Alternative Dispute Resolution – Mediation
It is well known that fewer and fewer civil disputes are being resolved by full court proceedings culminating in trials, whether jury trials or trials to the judge alone (without juries). Jury trials especially are quickly becoming a thing of the past. There are many reasons for this trend, which can only be expected to accelerate in the future. Here are some of them.
- As legal fees and other court-related expenses continue to soar, court proceedings have become prohibitively expensive, and therefore unavailable as a practical means of dispute resolution to all but the wealthiest litigants.
- There is no way to predict when a fully-litigated court case might end. A judgment concluding a case in the trial court might only result in an appeal, with further delays and expense. A reversal in the appellate court might result in a remand to the trial court for a new trial, with the possibility of a new appeal, etc., ad infinitum. There is no way to predict when the case will finally end, or how the mounting costs and delays may be weighed against the value to the litigant of an ultimately favorable outcome.
- Court proceedings are conducted in open court and on the public record. These days, the details of once-obscure court cases are available on the Internet with the click of a few computer keys. Most people and businesses dislike airing their disputes publicly and would prefer a more private means of sorting things out.
- While judges and juries do strive to adjust disputes fairly and reasonably, they must do so with limited information and in the space of a few hours, or even days, but always with only a fraction of the information that the disputing parties have at hand, having lived with the dispute for months or even years. This can and does lead to occasional miscarriages of justice, but always engenders in the litigants a sense that they are losing control over their fate; that they are just rolling the dice and hoping for the best.

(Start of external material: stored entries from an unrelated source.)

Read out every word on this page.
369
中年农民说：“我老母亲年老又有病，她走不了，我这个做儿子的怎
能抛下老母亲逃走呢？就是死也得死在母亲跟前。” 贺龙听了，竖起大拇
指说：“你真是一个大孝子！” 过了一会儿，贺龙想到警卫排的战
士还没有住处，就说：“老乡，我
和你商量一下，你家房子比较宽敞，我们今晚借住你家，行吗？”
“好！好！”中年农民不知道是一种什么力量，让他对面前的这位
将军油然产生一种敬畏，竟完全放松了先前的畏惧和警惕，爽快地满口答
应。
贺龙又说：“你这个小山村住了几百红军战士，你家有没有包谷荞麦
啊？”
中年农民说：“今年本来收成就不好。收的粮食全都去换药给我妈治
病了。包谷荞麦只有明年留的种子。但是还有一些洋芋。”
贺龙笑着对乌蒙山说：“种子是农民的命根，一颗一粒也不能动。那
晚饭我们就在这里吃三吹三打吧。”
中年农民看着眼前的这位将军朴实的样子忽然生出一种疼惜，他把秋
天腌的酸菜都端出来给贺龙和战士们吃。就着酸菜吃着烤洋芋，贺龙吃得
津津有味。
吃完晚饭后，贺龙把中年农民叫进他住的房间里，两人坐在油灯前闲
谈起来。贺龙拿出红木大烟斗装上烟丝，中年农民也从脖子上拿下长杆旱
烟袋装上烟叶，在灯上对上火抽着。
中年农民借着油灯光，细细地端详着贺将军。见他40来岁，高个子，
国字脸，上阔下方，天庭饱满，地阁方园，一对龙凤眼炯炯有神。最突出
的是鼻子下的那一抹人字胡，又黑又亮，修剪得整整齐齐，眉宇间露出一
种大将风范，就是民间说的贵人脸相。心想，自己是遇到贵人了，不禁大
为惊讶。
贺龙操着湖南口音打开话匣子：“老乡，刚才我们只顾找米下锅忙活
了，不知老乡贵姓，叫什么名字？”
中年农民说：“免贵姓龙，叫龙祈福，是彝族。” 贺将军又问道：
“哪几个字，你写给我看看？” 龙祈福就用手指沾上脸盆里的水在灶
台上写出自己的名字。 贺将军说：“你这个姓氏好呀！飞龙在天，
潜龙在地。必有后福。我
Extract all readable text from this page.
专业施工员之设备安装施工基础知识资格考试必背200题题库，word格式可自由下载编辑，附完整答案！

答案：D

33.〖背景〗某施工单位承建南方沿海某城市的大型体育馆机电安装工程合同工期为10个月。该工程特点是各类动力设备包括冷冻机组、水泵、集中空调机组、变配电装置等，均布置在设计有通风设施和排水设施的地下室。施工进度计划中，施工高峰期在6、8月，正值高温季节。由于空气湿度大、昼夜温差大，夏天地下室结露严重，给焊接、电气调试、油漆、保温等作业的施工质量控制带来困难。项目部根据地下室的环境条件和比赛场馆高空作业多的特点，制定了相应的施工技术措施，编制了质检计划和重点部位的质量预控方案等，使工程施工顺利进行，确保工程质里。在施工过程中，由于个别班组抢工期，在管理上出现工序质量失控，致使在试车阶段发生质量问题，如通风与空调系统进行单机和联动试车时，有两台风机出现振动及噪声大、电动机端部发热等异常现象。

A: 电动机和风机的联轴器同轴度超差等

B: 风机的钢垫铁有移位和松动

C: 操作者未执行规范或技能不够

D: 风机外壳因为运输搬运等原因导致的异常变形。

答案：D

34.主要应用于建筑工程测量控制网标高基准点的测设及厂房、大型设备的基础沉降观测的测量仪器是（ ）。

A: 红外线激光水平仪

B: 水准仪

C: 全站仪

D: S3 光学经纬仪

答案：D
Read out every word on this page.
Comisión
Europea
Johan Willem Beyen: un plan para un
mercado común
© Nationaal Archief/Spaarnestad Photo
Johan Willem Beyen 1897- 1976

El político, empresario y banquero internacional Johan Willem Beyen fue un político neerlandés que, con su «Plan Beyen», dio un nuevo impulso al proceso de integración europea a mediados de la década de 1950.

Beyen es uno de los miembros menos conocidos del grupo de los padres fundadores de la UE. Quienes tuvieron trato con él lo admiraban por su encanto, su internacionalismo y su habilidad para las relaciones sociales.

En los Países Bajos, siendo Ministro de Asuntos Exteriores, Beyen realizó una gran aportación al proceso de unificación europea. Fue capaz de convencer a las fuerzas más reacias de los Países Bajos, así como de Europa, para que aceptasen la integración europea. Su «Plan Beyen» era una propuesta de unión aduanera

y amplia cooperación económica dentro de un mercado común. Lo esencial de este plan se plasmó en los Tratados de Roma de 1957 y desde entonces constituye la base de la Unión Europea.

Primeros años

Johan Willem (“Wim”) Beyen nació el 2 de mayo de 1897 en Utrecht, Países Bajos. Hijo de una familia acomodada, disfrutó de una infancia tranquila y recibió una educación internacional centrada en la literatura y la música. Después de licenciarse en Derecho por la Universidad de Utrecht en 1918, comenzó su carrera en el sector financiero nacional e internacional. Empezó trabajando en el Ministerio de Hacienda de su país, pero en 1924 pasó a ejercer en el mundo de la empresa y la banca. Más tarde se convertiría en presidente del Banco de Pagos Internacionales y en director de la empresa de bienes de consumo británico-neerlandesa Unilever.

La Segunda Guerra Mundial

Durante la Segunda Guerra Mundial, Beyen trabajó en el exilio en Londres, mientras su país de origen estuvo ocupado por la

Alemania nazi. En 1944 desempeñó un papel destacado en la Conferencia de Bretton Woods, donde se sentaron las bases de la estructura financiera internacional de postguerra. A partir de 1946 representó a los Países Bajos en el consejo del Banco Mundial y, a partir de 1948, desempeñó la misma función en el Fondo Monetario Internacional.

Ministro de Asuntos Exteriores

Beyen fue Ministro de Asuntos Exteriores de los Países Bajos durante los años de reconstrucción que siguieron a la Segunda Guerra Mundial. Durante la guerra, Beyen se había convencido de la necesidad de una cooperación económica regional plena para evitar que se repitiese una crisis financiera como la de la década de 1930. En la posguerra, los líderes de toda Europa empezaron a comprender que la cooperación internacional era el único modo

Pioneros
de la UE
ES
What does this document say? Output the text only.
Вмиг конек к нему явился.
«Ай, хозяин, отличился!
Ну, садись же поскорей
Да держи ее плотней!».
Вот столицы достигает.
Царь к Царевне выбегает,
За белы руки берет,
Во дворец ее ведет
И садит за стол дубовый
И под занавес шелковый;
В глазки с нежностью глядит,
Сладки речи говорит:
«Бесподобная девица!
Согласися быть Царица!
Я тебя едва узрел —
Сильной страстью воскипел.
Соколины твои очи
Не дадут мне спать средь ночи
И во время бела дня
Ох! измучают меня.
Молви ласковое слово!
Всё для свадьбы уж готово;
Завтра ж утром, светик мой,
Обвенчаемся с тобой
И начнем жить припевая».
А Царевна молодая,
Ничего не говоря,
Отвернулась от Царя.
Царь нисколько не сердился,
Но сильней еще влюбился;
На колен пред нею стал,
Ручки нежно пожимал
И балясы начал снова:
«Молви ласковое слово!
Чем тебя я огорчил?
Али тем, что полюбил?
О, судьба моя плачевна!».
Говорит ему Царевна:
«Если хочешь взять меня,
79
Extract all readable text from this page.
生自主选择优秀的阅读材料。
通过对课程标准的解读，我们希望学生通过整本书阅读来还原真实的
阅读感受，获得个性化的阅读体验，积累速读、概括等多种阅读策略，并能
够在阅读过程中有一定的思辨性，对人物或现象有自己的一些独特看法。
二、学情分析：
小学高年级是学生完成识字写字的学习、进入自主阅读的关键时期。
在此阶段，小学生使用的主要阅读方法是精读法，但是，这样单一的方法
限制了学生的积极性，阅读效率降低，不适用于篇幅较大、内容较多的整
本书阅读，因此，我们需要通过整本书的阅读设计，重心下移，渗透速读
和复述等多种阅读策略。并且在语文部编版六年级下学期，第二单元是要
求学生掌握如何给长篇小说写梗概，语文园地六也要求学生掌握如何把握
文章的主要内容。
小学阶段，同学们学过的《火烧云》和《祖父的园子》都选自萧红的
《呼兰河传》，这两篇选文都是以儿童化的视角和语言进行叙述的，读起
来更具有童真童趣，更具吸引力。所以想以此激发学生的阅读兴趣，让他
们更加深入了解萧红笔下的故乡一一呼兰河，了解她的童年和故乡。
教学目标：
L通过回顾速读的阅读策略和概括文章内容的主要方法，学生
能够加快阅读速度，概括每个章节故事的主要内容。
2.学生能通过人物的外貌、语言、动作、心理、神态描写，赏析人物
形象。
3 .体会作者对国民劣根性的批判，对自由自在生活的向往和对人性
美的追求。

- Reaching a mutually agreeable settlement of civil disputes through a voluntary process of give-and-take can leave fewer hard feelings between the parties, who have often been associated in business, family or friendship relationships for many years, some of which through necessity must continue into the future. Helping to deemphasize the “winners” and “losers” aspects of the dispute resolution process can promote healing and forgiveness.
The term “Alternative Dispute Resolution,” or “ADR” encompasses many different approaches. Section 802.12 of the Wisconsin Statutes lists no few than ten:
- Binding Arbitration
- Direct Negotiation
- Early Neutral Evaluation
- Focus Group
- Moderated Settlement Conference
- Nonbinding Arbitration
- Settlement Alternative
- Summary Jury Trial
By far the most common of these is Mediation, a dispute resolution process in which a neutral 3rd person, who has no power to impose a decision if all of the parties do not agree to settle the case, helps the parties reach an agreement by focusing on the key issues in the case, exchanging information between the parties and exploring options for settlement. §802.12(1), Wis. Stats.
Cost-containment, privacy, greater personal control and participation, quicker resolutions, and the possibility of a more peaceful outcome: these are all reasons why ADR and especially Mediation will become increasing prevalent in resolving civil disputes. Where it is possible, it is a better process.
Virtually any kind of civil dispute can be appropriate for ADR, including family law matters, business disputes, and real estate boundary contests. While some might believe that a certain dispute could never be resolved through the mediated settlement discussions, lawyers, judges and meditators familiar with Mediation can almost always cite examples of cases that looked impossible to resolve settling completely and to the mutual satisfaction of the disputing parties.